Frigo Samsung ed episodio psicotico: ecco cosa è accaduto
La frase comparsa sullo schermo includeva il nome della donna, rendendo il contenuto percepito come personale e diretto. Tale coincidenza, unita all’ambiente domestico in cui il messaggio è apparso, ha scatenato un’immediata sensazione di sorveglianza e ansia. Scenario che ha spinto la donna ad un ricovero volontario per tutelare la propria sicurezza mentale.
Durante la degenza, durata due giorni, il personale medico ha monitorato la paziente, regolando la terapia farmacologica per stabilizzare i sintomi.

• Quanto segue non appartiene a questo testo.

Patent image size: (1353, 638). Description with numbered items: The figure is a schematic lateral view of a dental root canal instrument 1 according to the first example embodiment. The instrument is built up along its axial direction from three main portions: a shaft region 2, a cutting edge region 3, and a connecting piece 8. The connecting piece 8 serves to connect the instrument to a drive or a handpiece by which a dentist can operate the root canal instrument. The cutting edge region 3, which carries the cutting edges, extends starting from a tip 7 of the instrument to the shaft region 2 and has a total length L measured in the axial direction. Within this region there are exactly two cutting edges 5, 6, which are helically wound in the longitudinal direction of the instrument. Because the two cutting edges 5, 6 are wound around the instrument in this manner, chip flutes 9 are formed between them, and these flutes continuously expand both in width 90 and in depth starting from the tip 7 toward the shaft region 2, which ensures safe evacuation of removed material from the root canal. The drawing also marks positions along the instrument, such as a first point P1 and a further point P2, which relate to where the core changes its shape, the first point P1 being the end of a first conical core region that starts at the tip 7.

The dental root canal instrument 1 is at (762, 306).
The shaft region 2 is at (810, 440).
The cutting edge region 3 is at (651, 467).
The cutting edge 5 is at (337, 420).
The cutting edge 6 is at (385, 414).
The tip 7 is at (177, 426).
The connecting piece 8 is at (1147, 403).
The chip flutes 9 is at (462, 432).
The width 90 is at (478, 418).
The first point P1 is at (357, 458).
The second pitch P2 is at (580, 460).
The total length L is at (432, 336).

Tale episodio evidenzia quanto i contenuti digitali possano avere effetti profondi su individui vulnerabili, anche quando si tratta di messaggi pubblicitari concepiti come innocui.

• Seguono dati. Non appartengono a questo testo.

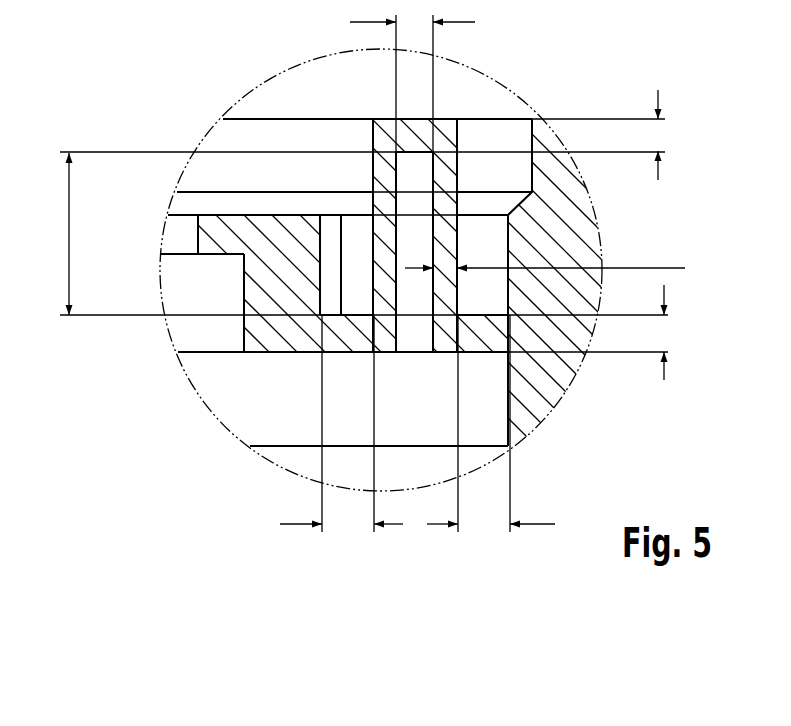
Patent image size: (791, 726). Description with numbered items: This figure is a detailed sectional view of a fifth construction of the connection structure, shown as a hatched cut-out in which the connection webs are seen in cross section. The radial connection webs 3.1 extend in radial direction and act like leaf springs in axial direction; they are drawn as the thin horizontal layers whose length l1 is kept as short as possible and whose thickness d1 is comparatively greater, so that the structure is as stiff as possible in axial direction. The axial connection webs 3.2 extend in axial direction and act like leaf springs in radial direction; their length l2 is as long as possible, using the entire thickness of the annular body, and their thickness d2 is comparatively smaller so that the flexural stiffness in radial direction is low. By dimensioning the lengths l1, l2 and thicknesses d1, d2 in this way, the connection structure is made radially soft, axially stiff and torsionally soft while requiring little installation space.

The radial connection web 3.1 is at (410, 142).
The axial connection web 3.2 is at (442, 198).
The length of the radial connection webs l1 is at (417, 270).
The length of the axial connection webs l2 is at (223, 233).
The thickness of the radial connection webs d1 is at (500, 235).
The thickness of the axial connection webs d2 is at (557, 267).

Il dibattito si estende al ruolo dei produttori nella progettazione di interfacce intelligenti. I frigoriferi di ultima generazione, oltre a svolgere funzioni tradizionali, diventano spazi in cui l’utente può essere esposto a stimoli pubblicitari non richiesti. Samsung, tra i principali produttori di tali dispositivi, ha recentemente introdotto la possibilità di disattivare gli annunci. Rispondendo così alle preoccupazioni espresse dagli utenti. Il caso sottolinea l’importanza di un approccio responsabile nella progettazione dei dispositivi connessi, facendo riferimento anche alla sicurezza mentale degli utenti.